How 39-Year-Old Women Can Break Free of Codependency and Build Inner Security

mysmile 3周前 (03-14) 情感 24 0
How 39-Year-Old Women Can Break Free of Codependency and Build Inner Security

I found myself always putting my security in others, longing for care and warmth through them.

I admit to subscribing to this pattern of dependency.

I love to cling to people close to me and dread being alone.

I am not independent enough in life and tend to rely on others.

I have many great qualities in me.

I've been trying to be more mature.

Despite being 39 years old, I feel like an overgrown child.

I'm used to seeing everyone as important.

I like to please people.

I tend to get overly close even to strangers.

In life, I lacked self-confidence.

I also always meet the wrong people.

I don't know why, but I keep running into scumbags again and again.

I grew up with a lack of love and I can't lie.

In a short period of time, others can easily see through me.

Because I'm not good at lying and I don't know how to talk.

How 39-Year-Old Women Can Break Free of Codependency and Build Inner Security

I don't know how to get along with people.

I have a hard time keeping a proper distance.

I have a kind but timid personality.

I get close to anyone very quickly.

I'm also prone to quick commitment in relationships.

I always get confused with men.

So nothing has been accomplished so far.

Because of the lack of intimacy, I was dependent.

I also have separation anxiety.

I grew up with a soft heart by nature.

It's not bad for anyone.

A serious problem has now arisen.

I've got an anxiety disorder.

Because when I was with the subject before.

He always leaves me out.

He never sleeps with his arm around me.

It makes me insecure.

When I sleep, I feel like I'm suspended in mid-air.

Feeling helpless.

He always does this to me.

Every single one I've gotten has played mind games with me.

I'm especially unsure about life right now.

Fear of being hurt.

Fear inside.

Hello sister, after reading your description, I think you are very real and cute and innocent like a little kid.

1. I would suggest that you start by reviewing your family of origin and upbringing to find the root cause of your lack of love.

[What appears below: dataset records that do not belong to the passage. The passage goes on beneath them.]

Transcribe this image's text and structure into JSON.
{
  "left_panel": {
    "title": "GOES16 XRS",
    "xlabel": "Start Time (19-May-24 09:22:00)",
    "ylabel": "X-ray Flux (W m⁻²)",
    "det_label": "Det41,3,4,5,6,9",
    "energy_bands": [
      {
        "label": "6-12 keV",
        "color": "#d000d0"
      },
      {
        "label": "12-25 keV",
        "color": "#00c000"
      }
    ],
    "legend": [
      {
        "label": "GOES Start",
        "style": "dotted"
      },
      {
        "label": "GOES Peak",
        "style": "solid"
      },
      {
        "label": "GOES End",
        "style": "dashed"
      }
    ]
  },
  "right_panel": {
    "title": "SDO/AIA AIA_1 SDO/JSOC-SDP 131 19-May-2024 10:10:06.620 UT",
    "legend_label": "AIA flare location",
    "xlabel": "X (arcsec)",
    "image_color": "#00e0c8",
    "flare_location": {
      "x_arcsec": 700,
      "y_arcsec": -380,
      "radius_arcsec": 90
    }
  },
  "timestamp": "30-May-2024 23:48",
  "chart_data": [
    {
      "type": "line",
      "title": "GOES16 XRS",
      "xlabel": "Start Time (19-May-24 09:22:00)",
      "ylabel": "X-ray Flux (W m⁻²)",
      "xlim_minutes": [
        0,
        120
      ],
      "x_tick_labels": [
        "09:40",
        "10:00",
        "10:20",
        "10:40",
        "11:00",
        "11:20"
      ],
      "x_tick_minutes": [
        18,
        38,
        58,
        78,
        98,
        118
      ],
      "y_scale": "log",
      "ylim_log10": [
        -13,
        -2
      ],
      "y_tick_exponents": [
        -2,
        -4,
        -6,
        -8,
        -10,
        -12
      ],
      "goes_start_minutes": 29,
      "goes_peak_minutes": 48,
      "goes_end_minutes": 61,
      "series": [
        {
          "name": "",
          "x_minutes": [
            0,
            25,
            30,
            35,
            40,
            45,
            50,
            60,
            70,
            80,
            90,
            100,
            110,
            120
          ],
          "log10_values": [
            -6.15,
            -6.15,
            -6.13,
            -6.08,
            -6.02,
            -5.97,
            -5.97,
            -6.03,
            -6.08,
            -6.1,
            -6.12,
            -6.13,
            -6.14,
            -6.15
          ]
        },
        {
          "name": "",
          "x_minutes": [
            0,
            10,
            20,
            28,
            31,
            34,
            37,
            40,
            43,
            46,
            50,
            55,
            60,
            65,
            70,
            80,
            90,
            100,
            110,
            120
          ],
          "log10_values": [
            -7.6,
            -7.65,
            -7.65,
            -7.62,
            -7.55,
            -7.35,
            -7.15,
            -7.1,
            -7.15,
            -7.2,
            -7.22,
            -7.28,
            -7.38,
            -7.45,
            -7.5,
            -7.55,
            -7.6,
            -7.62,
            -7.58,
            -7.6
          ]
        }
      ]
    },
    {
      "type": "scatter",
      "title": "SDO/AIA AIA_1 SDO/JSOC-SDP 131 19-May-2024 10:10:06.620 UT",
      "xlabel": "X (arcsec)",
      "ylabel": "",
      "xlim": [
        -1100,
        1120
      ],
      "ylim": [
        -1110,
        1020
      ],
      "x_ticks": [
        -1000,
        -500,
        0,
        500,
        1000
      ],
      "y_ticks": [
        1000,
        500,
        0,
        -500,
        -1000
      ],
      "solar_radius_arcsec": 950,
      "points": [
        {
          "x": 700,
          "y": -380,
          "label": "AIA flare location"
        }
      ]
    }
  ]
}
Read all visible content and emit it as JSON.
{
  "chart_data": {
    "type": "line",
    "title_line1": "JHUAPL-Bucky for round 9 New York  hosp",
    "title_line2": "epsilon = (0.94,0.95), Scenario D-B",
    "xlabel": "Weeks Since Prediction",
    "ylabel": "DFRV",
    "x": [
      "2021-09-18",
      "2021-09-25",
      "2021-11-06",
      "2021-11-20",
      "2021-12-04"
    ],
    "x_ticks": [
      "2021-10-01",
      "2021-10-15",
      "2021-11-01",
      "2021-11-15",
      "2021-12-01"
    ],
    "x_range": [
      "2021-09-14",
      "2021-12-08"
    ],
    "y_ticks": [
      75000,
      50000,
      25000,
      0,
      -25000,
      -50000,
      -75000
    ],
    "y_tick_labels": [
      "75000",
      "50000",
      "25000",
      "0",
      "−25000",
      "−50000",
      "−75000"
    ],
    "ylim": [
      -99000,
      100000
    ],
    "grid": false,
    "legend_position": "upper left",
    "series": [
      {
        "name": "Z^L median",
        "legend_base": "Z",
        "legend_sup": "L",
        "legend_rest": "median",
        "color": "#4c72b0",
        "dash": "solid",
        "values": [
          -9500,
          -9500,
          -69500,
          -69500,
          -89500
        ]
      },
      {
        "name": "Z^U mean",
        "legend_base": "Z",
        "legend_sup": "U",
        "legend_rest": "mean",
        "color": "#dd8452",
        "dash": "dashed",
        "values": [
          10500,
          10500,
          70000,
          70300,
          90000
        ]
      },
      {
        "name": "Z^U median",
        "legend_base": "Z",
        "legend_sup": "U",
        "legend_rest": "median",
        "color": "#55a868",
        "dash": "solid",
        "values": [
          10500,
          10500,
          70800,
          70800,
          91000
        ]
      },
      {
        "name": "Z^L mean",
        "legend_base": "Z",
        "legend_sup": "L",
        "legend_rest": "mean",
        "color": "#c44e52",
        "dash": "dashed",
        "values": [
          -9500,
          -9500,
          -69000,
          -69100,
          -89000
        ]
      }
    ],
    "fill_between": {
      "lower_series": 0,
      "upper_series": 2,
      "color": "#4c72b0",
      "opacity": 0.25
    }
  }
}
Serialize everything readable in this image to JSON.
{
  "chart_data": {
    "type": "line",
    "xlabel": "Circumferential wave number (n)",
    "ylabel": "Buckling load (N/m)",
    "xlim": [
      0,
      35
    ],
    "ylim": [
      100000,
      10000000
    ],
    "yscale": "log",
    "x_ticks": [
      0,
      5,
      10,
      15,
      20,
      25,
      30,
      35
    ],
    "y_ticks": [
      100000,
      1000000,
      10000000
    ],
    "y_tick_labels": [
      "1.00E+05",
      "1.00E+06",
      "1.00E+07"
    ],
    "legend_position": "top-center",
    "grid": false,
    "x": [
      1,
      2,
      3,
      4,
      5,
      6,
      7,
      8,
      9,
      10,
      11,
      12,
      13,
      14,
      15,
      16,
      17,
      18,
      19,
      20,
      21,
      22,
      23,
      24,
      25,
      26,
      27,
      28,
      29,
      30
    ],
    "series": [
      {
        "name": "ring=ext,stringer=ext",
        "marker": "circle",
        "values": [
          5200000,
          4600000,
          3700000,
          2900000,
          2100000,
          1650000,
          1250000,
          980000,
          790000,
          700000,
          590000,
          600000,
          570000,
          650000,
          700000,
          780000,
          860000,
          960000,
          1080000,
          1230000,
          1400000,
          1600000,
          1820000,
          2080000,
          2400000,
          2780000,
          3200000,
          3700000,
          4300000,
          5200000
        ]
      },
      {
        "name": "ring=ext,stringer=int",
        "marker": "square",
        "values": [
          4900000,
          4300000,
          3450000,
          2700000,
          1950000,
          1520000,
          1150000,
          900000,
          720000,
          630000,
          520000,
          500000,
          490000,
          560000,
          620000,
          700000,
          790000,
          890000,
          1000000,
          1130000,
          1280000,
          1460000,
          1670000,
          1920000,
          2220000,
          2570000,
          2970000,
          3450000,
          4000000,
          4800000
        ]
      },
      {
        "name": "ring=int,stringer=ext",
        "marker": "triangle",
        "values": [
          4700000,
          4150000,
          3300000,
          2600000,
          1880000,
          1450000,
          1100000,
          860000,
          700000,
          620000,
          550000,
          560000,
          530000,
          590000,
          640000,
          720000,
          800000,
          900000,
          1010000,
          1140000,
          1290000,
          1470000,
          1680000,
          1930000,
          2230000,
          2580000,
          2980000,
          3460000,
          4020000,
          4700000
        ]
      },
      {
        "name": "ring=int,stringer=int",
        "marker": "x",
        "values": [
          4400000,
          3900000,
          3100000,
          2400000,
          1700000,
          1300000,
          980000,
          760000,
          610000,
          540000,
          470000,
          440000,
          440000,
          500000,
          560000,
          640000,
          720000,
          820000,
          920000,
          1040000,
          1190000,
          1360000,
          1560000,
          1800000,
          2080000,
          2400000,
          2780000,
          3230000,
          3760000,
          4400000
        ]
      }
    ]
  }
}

Pleasing and clinging may be childhood habits through which you crave love, and most of your current problems are related to this.

2. Poor encounters often stem from interaction patterns. You may be overly trusting of men, lack boundary setting, and tend to go all in at the beginning of love. Try to reflect on yourself: why do you always meet similar people? Observe the other person's flaws and don't be quick to trust.

3. Not lying is a good thing, and there is no need to force change. You don't need to learn to chat, but you can naturally talk if you have something in common.

4. With regard to being cuddled while sleeping, this varies from person to person. However, relying on external comfort is not a long-term solution, and learning to sleep independently is a better way to develop a sense of security.

5. Security can only be given by yourself. Dependence on others makes you subject to others and you are prone to anxiety when the other person fails to satisfy. Try to develop independence.

6. Ask yourself more often: Is it true that you cannot be independent, or that you do not want to be independent? What are the fears? Separation is the norm and anxiety is unnecessary. Getting a pet or taking up a hobby can help you heal and build a healthy personality.

If you are having trouble resolving the problem on your own, seek medical attention or consult a professional. Remember, there is always a solution to a problem, don't get stuck in your emotions. Good luck.